09/19/2013 12:08 EDT | Updated 11/19/2013 05:12 EST

Using Storytelling to Sell Your Business

Much is written these days about storytelling as a way to make yourself or your business stand out, and it is a strategy that I strongly recommend. Yet recently I have witnessed ways how, as a speaker, it can backfire on you and instead of winning over your audience, can alienate the people listening to your talk. How?

As a society, women in particular, are not comfortable with "tooting our own horn" and so when someone appears to be bragging about their achievements, it is not always well received and those listening are skeptical and frankly, dismissive and annoyed by what that person has to say. This is too bad.

From my take, the speaker's intention is often much more altruistic and it is more that they are using their stories as a way to empower others to follow their example. In other words, they are sharing, not to brag about what they have achieved but more to illustrate how their actions have worked for them, and could for you too.

It's too bad their motives are misinterpreted, because when we take this cynical attitude, we close off our receptiveness to learn and grow. Perhaps part of it depends on the self-esteem of the individual listening, and their comfort at what they have been doing, or more to the point, not doing.

So how can we change this reaction? Part of it is timing. To list all that you have achieved or what you have done, may not be a helpful strategy as it does lay you open to criticism. Whereas if the illustrations are spaced out, with stories to showcase each point, followed by tips on how people can achieve the same results, then the audience may be less inclined to form a poor opinion of the speaker and be more receptive to the ideas put forward.

Part of it, I think, is when the focus is on the speaker and her achievements, without any learning opportunities intertwined with the observations, people assume, rightly or wrongly, that the speaker is somewhat self-absorbed and the talk is all about him or her.

Yet showcasing what works is such an effective way to convey best practices.
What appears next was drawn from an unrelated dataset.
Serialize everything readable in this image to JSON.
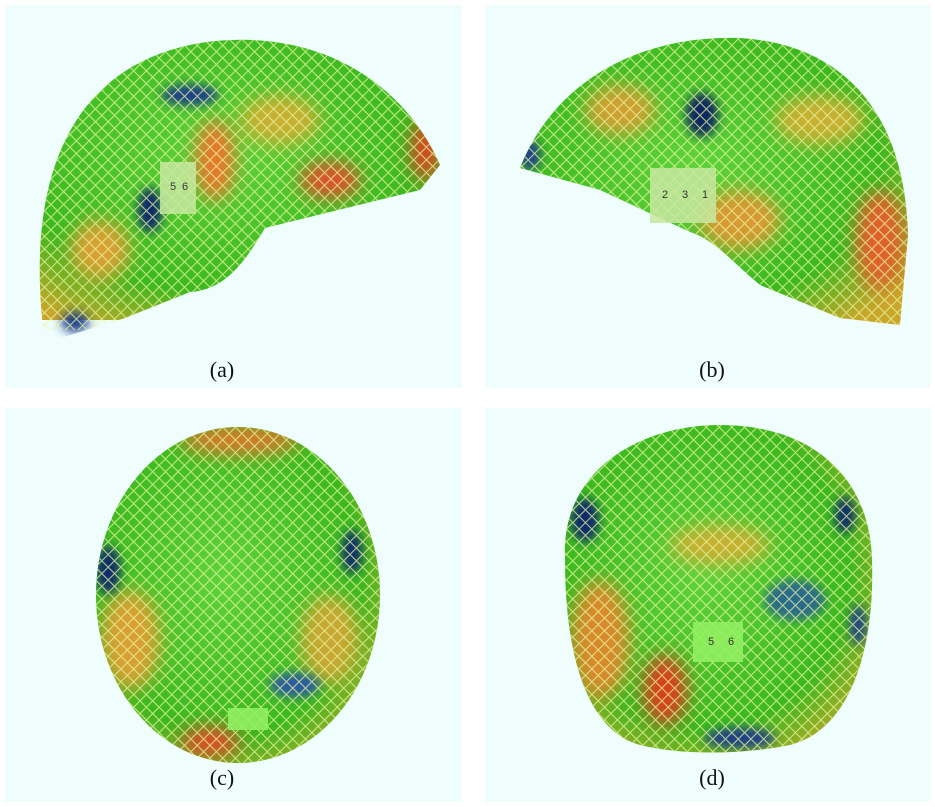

I guess it is all a fine line, and perhaps, as speakers, we have to ask ourselves about our motives in giving a talk in the first place. Are we doing this to project ourselves as experts and leaders, or are we more interested in helping others learn and be their best? Likely, the answer is both, because ego always has a way of sneaking in and perhaps that is what has to be dropped from this equation.

As someone who has heard and used hundreds of speakers over the years, and is just starting out as a speaker myself, I am a keen observer on what works, and what doesn't. Of course the other piece to remember is that you can never please everyone. So often I would look at evaluation forms after an event, and question whether these people had been at the same event, as some would highly rate the speaker, while others felt she shouldn't give up her day job.

At the end of the day, I believe as a speaker you need to know your audience, learn what will work for them, and then deliver. Forget about yourself and focus your energies on helping your audience learn, grow and yes, laugh, from what you have to say. When that happens, it is pure joy and you've done your job well.